Many of the UCB Basics apply as much to life as they do to comedy. Telling the truth, for instance, especially in a monologue. Nothing is funnier or more universal. Stay in eye contact and listen, intently to your partner is another basic. Don’t initiate conflict or answer with a “No.” Nothing ends a scene quicker than conflict or the word ‘no.’ Establish who, where, and what you’re doing as quickly as possible. They call this “gifting.” Because it gives the other person information to work with; to expand and build upon. Don’t make jokes. Play the game. And finally, my biggest problem: Act at the top of your intelligence. So far, I have given very few signs of any intelligence at all. Oh. And then, there’s that motto: Don’t Think. Act. I should turn this into a fucking bumper sticker. Because if there’s one thing that continues to sabotage every aspect of my life/future, it’s the fact I waste so much time thinking versus acting.

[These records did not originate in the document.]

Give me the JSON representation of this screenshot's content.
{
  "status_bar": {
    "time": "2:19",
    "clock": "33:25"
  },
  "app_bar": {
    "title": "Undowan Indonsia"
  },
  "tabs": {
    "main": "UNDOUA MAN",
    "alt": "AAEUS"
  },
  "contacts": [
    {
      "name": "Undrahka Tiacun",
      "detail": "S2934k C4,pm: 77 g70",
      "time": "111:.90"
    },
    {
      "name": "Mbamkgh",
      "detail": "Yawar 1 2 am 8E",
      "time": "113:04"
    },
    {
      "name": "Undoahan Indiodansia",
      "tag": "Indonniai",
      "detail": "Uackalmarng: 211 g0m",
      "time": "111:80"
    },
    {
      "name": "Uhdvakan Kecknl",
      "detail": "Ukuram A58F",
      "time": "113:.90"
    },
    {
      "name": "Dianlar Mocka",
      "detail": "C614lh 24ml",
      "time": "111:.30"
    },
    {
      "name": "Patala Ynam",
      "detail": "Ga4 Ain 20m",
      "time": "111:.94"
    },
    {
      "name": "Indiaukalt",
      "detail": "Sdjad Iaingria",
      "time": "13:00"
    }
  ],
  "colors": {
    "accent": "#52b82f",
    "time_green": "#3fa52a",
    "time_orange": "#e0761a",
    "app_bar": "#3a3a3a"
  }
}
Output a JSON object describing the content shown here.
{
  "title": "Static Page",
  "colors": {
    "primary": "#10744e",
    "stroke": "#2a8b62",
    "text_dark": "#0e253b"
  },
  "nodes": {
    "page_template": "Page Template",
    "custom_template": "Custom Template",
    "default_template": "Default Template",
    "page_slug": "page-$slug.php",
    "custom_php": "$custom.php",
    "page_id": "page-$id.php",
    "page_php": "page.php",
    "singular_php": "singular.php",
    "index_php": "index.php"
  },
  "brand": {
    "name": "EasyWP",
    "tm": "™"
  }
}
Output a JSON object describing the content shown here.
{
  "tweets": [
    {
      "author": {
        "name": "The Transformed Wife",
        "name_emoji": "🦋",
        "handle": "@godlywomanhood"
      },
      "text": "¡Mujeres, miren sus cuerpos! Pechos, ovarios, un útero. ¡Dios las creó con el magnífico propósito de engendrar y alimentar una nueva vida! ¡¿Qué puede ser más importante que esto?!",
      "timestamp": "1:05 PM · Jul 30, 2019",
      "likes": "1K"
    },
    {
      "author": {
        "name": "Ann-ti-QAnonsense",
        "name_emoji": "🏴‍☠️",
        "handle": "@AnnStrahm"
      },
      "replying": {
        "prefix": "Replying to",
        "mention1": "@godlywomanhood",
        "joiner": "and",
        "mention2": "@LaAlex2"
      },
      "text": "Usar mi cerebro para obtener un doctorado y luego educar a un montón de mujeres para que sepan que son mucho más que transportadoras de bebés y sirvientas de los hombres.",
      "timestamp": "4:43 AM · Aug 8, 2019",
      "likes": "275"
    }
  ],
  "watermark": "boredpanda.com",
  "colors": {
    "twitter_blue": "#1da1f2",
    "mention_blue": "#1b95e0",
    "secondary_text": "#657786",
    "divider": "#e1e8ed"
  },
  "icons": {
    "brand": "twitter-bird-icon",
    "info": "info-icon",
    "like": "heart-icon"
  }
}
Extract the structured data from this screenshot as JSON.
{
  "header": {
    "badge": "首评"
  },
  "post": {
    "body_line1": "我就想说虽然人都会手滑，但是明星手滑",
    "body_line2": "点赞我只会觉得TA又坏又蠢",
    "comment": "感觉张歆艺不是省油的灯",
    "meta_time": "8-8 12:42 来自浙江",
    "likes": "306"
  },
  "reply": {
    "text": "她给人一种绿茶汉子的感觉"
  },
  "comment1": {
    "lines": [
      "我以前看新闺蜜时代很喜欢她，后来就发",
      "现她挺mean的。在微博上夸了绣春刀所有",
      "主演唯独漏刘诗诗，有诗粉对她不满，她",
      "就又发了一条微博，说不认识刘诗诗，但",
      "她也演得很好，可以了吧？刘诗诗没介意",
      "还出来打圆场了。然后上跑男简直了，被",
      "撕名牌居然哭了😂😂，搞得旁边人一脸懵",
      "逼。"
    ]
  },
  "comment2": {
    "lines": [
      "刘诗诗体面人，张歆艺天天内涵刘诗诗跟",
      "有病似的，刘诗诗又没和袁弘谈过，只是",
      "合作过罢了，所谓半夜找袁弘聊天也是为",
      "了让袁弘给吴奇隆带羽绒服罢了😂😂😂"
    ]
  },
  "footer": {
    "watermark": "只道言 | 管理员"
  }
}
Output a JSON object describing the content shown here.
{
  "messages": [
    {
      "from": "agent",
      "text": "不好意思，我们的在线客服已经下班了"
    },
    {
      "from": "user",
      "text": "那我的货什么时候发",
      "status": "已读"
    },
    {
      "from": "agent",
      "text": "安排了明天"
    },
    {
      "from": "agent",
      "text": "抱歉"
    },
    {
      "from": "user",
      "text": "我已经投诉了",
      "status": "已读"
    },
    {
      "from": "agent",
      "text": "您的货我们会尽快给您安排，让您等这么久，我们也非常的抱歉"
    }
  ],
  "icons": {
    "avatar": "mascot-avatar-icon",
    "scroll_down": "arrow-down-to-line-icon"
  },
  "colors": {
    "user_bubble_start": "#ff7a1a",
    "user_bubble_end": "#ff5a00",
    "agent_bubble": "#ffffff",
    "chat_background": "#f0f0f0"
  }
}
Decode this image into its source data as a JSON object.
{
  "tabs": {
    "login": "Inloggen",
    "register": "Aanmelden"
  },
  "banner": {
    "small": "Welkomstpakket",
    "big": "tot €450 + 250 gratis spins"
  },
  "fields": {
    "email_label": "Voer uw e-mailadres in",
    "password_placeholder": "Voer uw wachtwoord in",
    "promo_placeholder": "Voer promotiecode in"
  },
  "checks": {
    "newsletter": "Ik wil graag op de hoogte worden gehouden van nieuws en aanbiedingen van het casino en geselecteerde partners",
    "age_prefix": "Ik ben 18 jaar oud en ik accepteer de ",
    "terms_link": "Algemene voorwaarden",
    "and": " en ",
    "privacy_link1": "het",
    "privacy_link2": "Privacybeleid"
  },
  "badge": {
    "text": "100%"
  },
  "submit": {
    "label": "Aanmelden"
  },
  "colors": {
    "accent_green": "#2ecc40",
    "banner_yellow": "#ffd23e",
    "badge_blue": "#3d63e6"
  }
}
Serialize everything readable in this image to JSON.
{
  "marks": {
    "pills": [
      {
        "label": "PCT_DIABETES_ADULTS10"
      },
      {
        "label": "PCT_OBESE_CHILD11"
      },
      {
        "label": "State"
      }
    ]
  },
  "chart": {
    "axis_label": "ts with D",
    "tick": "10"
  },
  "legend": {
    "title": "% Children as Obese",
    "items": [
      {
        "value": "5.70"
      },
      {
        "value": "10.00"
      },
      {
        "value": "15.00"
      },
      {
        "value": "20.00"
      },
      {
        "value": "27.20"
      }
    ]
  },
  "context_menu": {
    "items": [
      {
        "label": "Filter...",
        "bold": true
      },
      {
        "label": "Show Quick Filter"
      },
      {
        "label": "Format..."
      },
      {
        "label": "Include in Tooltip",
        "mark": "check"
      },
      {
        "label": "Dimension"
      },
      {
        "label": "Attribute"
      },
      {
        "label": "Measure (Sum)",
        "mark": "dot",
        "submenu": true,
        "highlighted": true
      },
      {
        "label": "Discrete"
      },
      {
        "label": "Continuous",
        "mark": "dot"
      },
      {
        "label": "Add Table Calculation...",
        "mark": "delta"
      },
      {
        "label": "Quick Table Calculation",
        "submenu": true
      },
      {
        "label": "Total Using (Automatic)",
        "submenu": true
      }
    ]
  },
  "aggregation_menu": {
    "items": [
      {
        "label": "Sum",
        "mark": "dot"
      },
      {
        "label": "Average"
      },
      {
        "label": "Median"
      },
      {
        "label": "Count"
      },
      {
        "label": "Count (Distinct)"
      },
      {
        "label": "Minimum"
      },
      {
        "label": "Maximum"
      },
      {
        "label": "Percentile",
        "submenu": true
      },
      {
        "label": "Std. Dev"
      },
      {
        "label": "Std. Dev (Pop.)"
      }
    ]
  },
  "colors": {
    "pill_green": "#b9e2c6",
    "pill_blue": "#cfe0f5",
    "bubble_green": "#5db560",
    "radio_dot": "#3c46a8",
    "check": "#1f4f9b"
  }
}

After the class breaks up, our teacher gives us a form to fill out. It asks how we first heard about UCB, if we’re enjoying it, how the course might be improved, our age, our gender, and our sexual preference. This is a new one for me. There are six choices: heterosexual, homosexual, bi sexual, lesbian, transsexual and OTHER. Other? I think to myself, pencil in the air. “Other is for those who haven’t committed,” Dean whispers over my shoulder. Right, I say. Obviously. Just another thing I wouldn’t have learned at yoga or art history or dancing the salsa. I’m a nervous wreck about Saturday’s performance. The only consolation? It’s improv. And like life, there’s no rehearsal. More later.